É claro que nas organizações que vivem uma cultura organizacional com dimensões estratégicas bem definidas e disseminadas pelas pessoas, estarão mais perto de identificarem os contributos da gestão de recursos humanos nas suas atividades. Sendo mais visíveis para todos os membros, contribuindo com maior impacto no sucesso das missões organizacionais. Uma boa ligação organizacional entre quem gere as diversas áreas e a gestão das pessoas, é de facto determinante para o sucesso.
Debruçando a análise sobre algumas temáticas da melhoria dos desempenhos das organizações e em consonância com as pessoas que as integram, importa reconhecer que a gestão de recursos humanos está em constante mudança, e que é necessário reconhecer a importância do seu papel.
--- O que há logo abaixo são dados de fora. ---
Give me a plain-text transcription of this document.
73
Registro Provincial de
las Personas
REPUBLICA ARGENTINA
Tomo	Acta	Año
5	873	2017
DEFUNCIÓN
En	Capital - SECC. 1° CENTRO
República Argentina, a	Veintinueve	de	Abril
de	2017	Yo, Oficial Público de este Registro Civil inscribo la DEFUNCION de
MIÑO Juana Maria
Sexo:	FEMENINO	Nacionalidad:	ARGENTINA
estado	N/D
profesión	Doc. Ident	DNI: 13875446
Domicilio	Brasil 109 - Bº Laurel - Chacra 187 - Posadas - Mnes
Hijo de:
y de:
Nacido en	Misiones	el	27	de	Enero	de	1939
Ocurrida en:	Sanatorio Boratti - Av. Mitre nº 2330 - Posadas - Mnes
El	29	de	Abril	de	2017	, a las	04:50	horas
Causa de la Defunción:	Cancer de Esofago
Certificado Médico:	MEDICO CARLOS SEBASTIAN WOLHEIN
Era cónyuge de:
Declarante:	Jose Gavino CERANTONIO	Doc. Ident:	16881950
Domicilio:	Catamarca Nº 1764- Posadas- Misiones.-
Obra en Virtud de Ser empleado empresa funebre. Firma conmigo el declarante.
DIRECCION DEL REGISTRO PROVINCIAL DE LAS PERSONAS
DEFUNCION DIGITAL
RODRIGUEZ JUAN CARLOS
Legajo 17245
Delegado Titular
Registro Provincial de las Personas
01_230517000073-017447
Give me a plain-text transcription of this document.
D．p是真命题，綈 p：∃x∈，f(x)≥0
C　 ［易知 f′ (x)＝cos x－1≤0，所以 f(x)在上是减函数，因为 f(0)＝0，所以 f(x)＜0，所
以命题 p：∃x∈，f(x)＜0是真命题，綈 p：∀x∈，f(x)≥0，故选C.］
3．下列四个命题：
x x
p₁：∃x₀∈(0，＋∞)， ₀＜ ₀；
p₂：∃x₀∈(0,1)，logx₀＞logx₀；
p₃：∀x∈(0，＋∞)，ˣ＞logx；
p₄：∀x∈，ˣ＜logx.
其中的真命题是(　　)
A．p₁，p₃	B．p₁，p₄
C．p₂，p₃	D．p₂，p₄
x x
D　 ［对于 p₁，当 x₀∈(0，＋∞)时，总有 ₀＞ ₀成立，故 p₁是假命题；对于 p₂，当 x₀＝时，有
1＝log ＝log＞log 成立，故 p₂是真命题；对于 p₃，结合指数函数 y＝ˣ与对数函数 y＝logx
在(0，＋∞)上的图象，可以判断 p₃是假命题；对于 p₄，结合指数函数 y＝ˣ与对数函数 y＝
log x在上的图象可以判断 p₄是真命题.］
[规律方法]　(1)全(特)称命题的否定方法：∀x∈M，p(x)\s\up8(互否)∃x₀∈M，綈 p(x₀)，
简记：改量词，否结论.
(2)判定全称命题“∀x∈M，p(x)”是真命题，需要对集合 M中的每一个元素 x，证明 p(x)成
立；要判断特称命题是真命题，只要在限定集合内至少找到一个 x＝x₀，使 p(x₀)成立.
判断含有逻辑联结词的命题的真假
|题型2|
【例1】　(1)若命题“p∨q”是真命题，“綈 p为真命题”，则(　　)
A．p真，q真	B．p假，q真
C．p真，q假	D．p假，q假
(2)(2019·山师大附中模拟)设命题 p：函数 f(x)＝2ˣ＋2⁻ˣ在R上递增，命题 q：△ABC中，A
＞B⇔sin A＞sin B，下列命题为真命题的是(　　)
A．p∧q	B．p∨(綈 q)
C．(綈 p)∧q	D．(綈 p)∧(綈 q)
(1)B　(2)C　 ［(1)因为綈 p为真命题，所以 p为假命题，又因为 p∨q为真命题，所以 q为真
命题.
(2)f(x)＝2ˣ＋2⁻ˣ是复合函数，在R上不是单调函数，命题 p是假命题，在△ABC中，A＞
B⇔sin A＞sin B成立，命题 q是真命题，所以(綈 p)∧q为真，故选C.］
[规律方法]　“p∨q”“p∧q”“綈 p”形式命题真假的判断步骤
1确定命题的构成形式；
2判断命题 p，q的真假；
Compreender o contexto de RH em relação ao contexto organizacional e externo é importante para um gestor de RH. O contexto organizacional refere-se às estruturas, processos, cultura e sistemas na organização, enquanto o ambiente externo se refere a políticas externas, economia, tecnologia e sociedade, que influenciam a organização, que por sua vez, impactam o profissional de recursos humanos. Os gestores RH são defensores da empresa e das pessoas que nela trabalham, consequentemente, um bom profissional de RH executa um ato de equilíbrio constante para atender as duas necessidades com sucesso.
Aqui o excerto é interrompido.